Social Security Number

Most people need a Social Security Number to work. Some people need an Individual Tax Identification Number instead. For example, if you are from another country working in the United States, you might need an Individual Tax Identification Number. Your employer is required to report your wages to the Internal Revenue Service. The IRS, in turn, uses your Social Security Number or Individual Tax Identification Number to process your federal tax return.

Minimum Wage

Currently, the national minimum wage, as followed in Idaho, is $7.25 per hour. However, new employees under the age of 20 may be paid less, but at least $4.25 per hour, during their first 90 days employment.

Tipped employees can also be paid less than minimum wage. A tipped employee is someone who works in a job where they regularly receive more than $30 a month in tips, like a barista or a waiter. In Idaho, the minimum wage for tipped employees is currently $3.35 per hour since it’s assumed that tipped employees will make a portion of their income through tips.

Off the Clock Violations

Working outside of your scheduled work time without pay is generally known as working “off-the-clock.” It is a violation of federal employment law for an employer to ask you to work without pay – either before your work shift begins or after your work shift has ended.

Taxes & Deductions

Typically, employees have Social Security (also known as FICA) and Medicare taxes deducted from their paychecks. FICA stands for Federal Insurance Contributions Act and the money contributed to FICA provides financial benefits for retired and disabled workers and their dependents. Medicare provides healthcare benefits for senior citizens and people with disabilities. High school students or college students taking six or more credit hours are exempt
from paying these two taxes when working for a school, college, or university.
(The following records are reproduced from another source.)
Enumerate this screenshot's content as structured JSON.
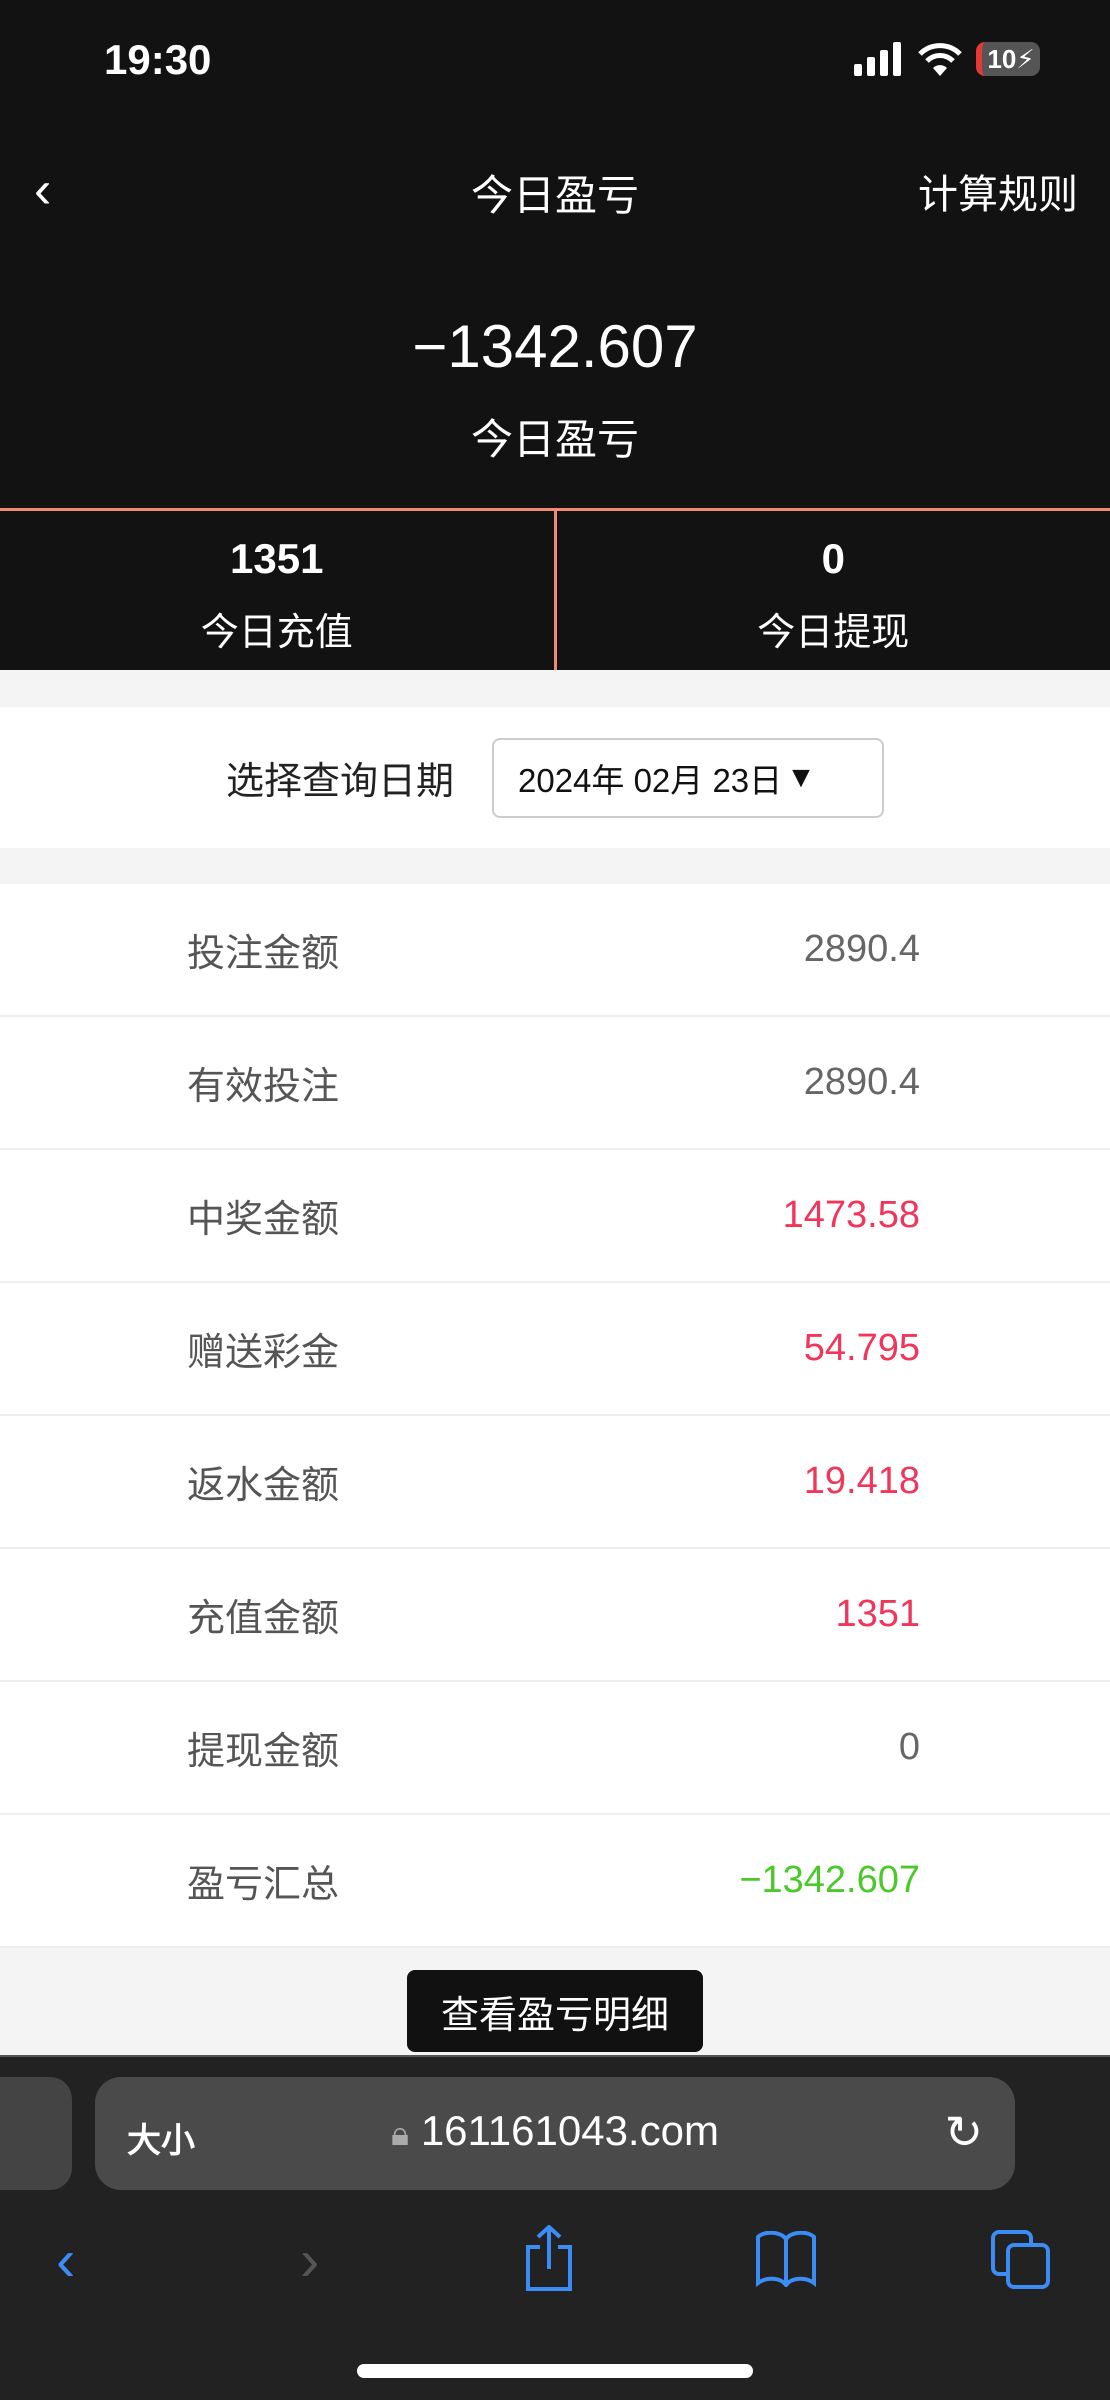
{
  "status_bar": {
    "time": "19:30",
    "battery": "10"
  },
  "nav": {
    "back_icon": "chevron-left",
    "title": "今日盈亏",
    "rules_label": "计算规则"
  },
  "summary": {
    "value": "−1342.607",
    "label": "今日盈亏"
  },
  "stats": [
    {
      "value": "1351",
      "label": "今日充值"
    },
    {
      "value": "0",
      "label": "今日提现"
    }
  ],
  "date_query": {
    "label": "选择查询日期",
    "value": "2024年 02月 23日"
  },
  "rows": [
    {
      "label": "投注金额",
      "value": "2890.4",
      "color": "#666666"
    },
    {
      "label": "有效投注",
      "value": "2890.4",
      "color": "#666666"
    },
    {
      "label": "中奖金额",
      "value": "1473.58",
      "color": "#f0365a"
    },
    {
      "label": "赠送彩金",
      "value": "54.795",
      "color": "#f0365a"
    },
    {
      "label": "返水金额",
      "value": "19.418",
      "color": "#f0365a"
    },
    {
      "label": "充值金额",
      "value": "1351",
      "color": "#f0365a"
    },
    {
      "label": "提现金额",
      "value": "0",
      "color": "#666666"
    },
    {
      "label": "盈亏汇总",
      "value": "−1342.607",
      "color": "#4cc92a"
    }
  ],
  "detail_button": "查看盈亏明细",
  "browser": {
    "text_size": "大小",
    "url": "161161043.com"
  }
}
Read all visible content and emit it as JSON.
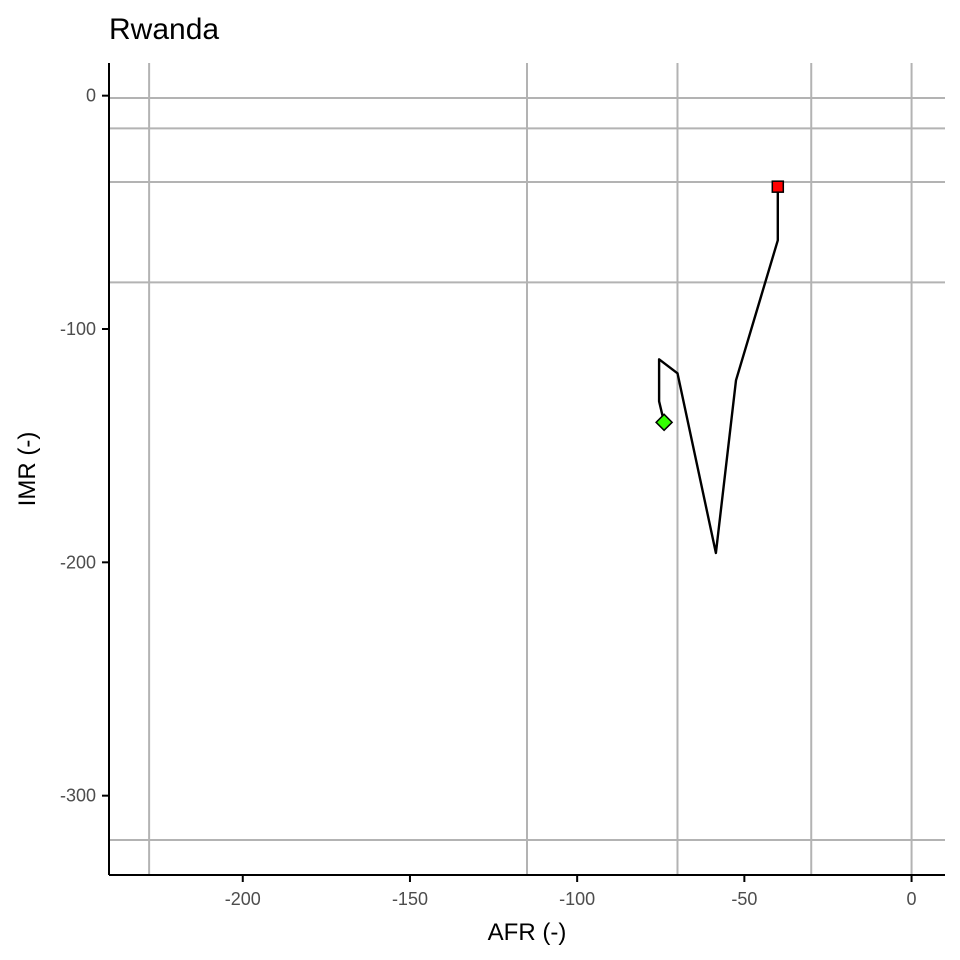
{
  "chart_data": {
    "type": "line",
    "title": "Rwanda",
    "xlabel": "AFR (-)",
    "ylabel": "IMR (-)",
    "xlim": [
      -240,
      10
    ],
    "ylim": [
      -334,
      14
    ],
    "grid": false,
    "x_ticks": [
      -200,
      -150,
      -100,
      -50,
      0
    ],
    "y_ticks": [
      0,
      -100,
      -200,
      -300
    ],
    "x_tick_labels": [
      "-200",
      "-150",
      "-100",
      "-50",
      "0"
    ],
    "y_tick_labels": [
      "0",
      "-100",
      "-200",
      "-300"
    ],
    "vertical_reference_lines": [
      -228,
      -115,
      -70,
      -30,
      0
    ],
    "horizontal_reference_lines": [
      -1,
      -14,
      -37,
      -80,
      -319
    ],
    "series": [
      {
        "x": [
          -74,
          -75.5,
          -75.5,
          -70,
          -58.5,
          -52.5,
          -40,
          -40
        ],
        "y": [
          -140,
          -131,
          -113,
          -119,
          -196,
          -122,
          -62,
          -39
        ]
      }
    ],
    "start_marker": {
      "x": -74,
      "y": -140,
      "shape": "diamond",
      "color": "#33ff00"
    },
    "end_marker": {
      "x": -40,
      "y": -39,
      "shape": "square",
      "color": "#ff0000"
    }
  }
}
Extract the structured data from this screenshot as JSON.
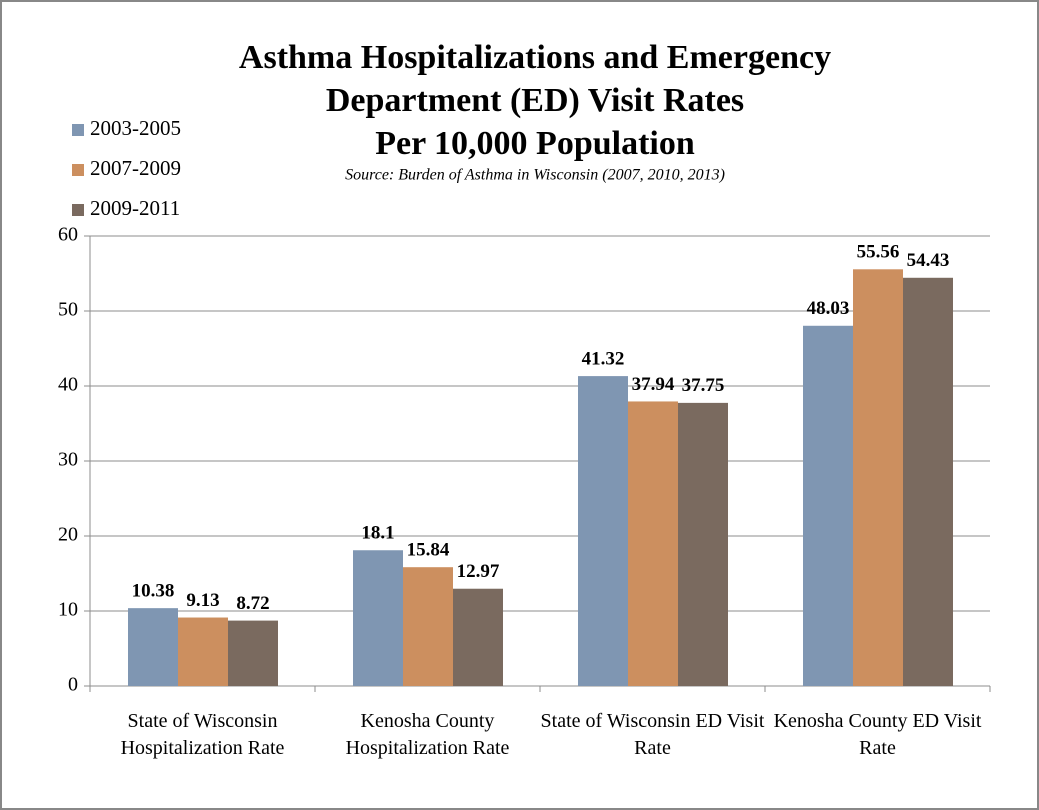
{
  "chart_data": {
    "type": "bar",
    "title": [
      "Asthma Hospitalizations and Emergency",
      "Department (ED) Visit Rates",
      "Per 10,000 Population"
    ],
    "subtitle": "Source: Burden of Asthma in Wisconsin (2007, 2010, 2013)",
    "categories": [
      "State of Wisconsin Hospitalization Rate",
      "Kenosha County Hospitalization Rate",
      "State of Wisconsin ED Visit Rate",
      "Kenosha County ED Visit Rate"
    ],
    "series": [
      {
        "name": "2003-2005",
        "color": "#7f96b2",
        "values": [
          10.38,
          18.1,
          41.32,
          48.03
        ]
      },
      {
        "name": "2007-2009",
        "color": "#cc8f5f",
        "values": [
          9.13,
          15.84,
          37.94,
          55.56
        ]
      },
      {
        "name": "2009-2011",
        "color": "#7a6a5f",
        "values": [
          8.72,
          12.97,
          37.75,
          54.43
        ]
      }
    ],
    "ylim": [
      0,
      60
    ],
    "yticks": [
      0,
      10,
      20,
      30,
      40,
      50,
      60
    ],
    "grid": true,
    "legend": "top-left"
  }
}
There are also other amounts that can be deducted from your paycheck. In Idaho, workers have a state income tax deducted. There are also some other specific deductions, such as uniform costs, but you must have given written authorization, in advance, to your employer in order for these deductions to be taken.

Every year you will file your taxes to both the Internal Revenue Service and the Idaho State Tax Commission on or before April 15. If it turns out that you paid too much tax for your level of income, you will be entitled to a refund. If you failed to pay enough tax by not reporting extra income or claiming too many exemptions you will have to pay money.

Workers’ Compensation Insurance

Workers’ compensation insurance is paid by your employer and provides compensation and medical benefits to workers who are injured on the job or develop an occupational illness caused by the job. Most employers must carry workers’ compensation insurance, but it is not meant to replace a health insurance plan.

Sexual Harassment & Discrimination

Sexual harassment refers to severe, persistent and unwanted sexual advances in the workplace. It can include sexual comments, pressure for sexual favors, inappropriate touching, sexual assault, unwelcome sexual jokes, or degrading pictures of women or men. Sexual harassment is a form of sex discrimination, prohibited by both federal and state law.

Other prohibited forms of discrimination in the workplace include age, disability, race, color, national origin, military status, or religion. If you think you have been the victim of harassment or discrimination in your workplace, you can contact the Idaho Commission on Human Rights.